More than half a trillion dollars in subsidies for fossil fuels are discouraging energy efficiencies and renewable alternatives. This news release from the Global Renewable Fuels Alliance (GRFA) cites an International Energy Agency (IEA) report that shows worldwide fossil fuel consumption subsidies reached $550 billion in 2013, keeping down investments to make energy more efficient and renewable.
“Fossil fuel subsidies are theoretically intended to increase energy access, but according to the IEA these subsidies are failing while discouraging investment in energy efficiencies and renewables. This raises a glaring question; who’s the $550 billion benefiting?” asked Bliss Baker, spokesperson for the GRFA.
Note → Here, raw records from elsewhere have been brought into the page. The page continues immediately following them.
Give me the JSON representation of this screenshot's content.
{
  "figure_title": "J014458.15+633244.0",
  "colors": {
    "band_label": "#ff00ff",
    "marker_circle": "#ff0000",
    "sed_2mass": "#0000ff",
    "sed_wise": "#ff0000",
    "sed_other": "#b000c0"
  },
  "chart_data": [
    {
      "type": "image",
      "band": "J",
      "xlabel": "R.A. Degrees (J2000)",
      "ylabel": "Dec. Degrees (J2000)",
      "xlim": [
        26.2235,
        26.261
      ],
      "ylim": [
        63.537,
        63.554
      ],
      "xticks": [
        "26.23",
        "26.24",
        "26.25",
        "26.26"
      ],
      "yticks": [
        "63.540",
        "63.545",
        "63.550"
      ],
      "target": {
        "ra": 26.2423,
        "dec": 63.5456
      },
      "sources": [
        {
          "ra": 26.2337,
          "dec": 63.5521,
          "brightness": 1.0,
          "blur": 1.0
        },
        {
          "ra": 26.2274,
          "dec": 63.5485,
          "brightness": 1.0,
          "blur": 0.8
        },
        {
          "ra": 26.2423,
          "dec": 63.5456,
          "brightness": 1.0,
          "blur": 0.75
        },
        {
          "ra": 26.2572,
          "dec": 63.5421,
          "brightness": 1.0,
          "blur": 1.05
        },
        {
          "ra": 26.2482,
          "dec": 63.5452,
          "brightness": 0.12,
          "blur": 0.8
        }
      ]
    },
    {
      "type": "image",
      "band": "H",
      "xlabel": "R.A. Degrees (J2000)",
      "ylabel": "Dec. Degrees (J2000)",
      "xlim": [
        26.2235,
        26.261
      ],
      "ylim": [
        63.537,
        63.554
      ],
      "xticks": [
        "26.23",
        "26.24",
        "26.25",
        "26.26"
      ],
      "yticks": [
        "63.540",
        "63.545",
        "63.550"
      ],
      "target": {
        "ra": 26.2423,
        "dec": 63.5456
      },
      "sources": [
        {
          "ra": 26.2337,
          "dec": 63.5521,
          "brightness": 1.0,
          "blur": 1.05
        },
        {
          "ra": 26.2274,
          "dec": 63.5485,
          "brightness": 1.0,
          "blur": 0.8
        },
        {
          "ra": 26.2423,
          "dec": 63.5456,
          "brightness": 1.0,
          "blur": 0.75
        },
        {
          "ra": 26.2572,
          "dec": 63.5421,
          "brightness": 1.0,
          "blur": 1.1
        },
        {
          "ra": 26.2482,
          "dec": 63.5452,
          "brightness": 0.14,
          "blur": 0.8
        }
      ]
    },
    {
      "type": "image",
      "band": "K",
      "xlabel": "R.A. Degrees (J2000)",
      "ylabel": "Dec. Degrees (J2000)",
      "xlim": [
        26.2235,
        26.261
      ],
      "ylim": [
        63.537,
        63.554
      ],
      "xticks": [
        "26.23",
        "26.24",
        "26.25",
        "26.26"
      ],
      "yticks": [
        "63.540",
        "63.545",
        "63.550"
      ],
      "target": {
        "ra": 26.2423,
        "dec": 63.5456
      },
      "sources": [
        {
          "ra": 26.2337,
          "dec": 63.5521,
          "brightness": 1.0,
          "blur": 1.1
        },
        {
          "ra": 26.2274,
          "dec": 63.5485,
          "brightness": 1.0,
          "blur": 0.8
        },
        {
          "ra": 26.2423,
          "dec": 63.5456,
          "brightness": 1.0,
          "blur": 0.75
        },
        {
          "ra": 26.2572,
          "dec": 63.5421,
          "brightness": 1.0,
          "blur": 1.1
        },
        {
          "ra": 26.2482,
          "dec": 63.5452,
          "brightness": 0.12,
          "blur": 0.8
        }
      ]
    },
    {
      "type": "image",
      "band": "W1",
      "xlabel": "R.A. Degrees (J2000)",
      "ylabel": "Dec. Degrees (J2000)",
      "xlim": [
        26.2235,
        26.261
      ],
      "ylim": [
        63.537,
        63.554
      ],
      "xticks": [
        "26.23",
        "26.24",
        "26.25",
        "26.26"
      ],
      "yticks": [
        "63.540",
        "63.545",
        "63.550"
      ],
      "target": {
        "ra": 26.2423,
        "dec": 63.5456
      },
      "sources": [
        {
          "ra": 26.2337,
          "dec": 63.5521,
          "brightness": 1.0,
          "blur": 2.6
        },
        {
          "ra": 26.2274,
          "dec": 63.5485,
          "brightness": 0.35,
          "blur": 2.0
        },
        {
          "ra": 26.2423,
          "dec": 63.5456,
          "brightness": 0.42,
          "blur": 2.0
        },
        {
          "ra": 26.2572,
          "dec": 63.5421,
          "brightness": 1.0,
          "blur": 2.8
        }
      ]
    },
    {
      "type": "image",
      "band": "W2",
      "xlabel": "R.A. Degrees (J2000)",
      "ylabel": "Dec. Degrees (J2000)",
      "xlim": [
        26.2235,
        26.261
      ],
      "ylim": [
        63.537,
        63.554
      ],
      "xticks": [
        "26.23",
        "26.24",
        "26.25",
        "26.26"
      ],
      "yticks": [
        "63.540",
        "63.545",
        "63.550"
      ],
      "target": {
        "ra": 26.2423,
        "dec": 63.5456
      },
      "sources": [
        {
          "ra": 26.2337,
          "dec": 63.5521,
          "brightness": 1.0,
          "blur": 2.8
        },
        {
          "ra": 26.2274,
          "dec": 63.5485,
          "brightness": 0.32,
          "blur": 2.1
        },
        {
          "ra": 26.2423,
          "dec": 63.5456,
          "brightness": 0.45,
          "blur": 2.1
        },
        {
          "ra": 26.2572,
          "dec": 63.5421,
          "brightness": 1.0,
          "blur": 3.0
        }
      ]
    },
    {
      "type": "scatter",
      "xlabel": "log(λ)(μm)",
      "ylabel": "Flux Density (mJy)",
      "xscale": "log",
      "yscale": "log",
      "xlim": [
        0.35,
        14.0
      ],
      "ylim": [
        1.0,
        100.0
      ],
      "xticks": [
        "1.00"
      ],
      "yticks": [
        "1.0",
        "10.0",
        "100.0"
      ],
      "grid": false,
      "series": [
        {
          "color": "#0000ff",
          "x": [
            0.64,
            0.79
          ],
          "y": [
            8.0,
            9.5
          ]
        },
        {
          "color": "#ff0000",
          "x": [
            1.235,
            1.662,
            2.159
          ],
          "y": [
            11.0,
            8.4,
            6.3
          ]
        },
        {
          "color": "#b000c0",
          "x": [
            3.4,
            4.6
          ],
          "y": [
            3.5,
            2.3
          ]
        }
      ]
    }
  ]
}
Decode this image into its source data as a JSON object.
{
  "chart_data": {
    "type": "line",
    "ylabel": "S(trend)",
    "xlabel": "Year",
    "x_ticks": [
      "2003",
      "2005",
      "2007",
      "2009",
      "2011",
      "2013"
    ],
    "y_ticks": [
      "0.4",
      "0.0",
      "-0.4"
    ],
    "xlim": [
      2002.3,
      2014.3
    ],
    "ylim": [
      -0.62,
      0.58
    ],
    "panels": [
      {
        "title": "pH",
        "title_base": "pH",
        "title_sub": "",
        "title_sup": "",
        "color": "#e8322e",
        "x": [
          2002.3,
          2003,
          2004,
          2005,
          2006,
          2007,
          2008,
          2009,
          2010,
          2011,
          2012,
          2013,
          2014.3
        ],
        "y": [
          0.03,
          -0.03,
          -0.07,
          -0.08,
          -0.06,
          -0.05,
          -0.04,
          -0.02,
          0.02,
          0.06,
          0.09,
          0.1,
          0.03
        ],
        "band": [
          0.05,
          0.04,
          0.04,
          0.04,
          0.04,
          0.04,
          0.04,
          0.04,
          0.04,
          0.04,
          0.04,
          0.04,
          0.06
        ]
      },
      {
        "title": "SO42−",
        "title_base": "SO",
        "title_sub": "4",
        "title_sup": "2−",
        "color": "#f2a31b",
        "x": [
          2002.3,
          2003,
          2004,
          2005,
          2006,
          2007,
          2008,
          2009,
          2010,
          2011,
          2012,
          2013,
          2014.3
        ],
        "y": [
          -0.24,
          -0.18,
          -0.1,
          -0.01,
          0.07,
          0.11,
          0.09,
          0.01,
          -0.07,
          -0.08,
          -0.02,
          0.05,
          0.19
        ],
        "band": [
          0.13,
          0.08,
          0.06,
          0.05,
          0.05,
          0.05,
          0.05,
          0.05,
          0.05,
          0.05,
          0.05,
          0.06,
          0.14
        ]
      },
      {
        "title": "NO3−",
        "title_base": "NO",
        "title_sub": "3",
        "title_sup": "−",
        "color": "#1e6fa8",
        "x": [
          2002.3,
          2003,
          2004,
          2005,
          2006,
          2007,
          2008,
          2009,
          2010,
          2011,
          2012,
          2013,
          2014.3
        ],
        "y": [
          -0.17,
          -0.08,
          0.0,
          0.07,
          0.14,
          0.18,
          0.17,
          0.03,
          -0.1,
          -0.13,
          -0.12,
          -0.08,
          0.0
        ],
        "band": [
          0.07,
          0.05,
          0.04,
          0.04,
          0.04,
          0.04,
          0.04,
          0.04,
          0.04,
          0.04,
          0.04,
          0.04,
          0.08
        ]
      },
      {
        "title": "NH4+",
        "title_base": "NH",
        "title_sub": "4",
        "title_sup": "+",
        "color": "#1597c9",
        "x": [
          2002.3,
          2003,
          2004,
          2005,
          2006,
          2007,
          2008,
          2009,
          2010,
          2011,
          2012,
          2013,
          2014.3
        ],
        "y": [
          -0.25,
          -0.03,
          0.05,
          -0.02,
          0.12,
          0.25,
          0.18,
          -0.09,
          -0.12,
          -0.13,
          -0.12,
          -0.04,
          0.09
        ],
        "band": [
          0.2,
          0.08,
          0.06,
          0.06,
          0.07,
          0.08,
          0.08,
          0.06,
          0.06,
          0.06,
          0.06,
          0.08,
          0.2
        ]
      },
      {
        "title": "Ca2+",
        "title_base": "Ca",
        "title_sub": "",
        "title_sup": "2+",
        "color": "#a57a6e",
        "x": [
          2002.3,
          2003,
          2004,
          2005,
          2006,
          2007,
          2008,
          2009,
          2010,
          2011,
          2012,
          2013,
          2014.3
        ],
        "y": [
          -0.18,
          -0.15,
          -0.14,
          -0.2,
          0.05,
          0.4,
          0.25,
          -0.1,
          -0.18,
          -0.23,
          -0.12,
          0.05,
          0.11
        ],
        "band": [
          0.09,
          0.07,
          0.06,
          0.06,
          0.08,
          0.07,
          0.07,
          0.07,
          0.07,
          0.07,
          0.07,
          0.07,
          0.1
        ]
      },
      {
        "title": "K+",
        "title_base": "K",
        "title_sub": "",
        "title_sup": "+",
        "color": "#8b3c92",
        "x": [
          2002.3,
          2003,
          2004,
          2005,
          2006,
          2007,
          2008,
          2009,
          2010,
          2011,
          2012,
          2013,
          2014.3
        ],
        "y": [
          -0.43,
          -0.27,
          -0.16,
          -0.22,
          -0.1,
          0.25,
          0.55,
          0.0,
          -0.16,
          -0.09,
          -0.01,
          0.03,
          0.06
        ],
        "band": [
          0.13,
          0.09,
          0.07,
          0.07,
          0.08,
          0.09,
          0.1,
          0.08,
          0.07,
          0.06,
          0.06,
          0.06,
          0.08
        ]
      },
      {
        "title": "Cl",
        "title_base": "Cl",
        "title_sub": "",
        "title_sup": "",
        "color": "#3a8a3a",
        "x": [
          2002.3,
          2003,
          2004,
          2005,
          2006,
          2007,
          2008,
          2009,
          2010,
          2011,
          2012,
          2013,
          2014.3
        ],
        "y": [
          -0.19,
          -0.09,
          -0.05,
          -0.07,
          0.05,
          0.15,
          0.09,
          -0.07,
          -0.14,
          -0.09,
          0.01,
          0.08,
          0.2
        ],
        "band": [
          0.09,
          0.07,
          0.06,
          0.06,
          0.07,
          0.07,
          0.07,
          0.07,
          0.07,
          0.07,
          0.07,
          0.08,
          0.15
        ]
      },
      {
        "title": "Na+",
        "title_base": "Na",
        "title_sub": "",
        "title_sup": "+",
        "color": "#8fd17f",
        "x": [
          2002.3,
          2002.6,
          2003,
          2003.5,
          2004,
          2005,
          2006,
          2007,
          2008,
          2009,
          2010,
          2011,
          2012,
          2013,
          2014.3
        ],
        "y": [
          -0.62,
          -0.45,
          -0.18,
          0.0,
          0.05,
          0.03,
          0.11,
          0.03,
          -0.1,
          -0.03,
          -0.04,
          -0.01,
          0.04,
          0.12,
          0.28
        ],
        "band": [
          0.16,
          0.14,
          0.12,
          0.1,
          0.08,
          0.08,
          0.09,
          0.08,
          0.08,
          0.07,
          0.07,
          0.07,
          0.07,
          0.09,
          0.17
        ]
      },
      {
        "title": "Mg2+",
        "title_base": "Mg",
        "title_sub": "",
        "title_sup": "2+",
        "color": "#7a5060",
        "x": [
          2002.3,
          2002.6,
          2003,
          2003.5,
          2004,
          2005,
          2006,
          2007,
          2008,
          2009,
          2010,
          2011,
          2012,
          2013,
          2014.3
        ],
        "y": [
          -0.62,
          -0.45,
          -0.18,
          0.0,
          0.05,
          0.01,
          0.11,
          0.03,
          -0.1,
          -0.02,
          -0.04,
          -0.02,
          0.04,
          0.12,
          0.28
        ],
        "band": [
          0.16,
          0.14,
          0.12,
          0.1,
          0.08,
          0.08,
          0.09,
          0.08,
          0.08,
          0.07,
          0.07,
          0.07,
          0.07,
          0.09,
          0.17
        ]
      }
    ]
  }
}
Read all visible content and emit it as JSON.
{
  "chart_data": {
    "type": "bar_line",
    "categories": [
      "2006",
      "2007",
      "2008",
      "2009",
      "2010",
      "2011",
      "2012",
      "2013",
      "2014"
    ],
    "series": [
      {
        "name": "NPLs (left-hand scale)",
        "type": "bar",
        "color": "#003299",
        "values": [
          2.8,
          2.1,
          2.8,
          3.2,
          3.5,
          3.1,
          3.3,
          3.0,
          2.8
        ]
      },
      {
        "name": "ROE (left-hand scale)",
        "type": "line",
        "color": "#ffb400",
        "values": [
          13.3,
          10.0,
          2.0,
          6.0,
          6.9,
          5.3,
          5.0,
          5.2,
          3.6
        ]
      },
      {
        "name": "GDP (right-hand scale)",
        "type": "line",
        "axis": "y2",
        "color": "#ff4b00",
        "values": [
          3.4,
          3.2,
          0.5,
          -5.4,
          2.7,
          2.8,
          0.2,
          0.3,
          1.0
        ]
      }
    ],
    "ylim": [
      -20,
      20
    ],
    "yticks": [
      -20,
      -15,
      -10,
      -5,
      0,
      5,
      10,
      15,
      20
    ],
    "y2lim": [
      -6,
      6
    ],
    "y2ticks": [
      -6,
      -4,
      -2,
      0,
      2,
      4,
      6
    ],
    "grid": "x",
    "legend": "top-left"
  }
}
Despite falling oil prices, fossil fuel consumption subsidies rose by $6 billion, to $550 billion in 2013, up from $544 billion in 2012. By comparison, all global renewable energy sources received less than a quarter of that amount in subsidies.
“It seems counter productive to subsidize the most profitable industry on Earth that contributes the majority of global greenhouse gas emissions, especially when biofuels are growing and are the only commercial alternative to transport fossil fuels,” stated Baker.
GRFA also says that by 2040, biofuels use will more than triple, rising from 1.3 million barrels of oil equivalent per day in 2012 to 4.6 million barrels per day in 2040, about 8 percent of road-transport fuel demand.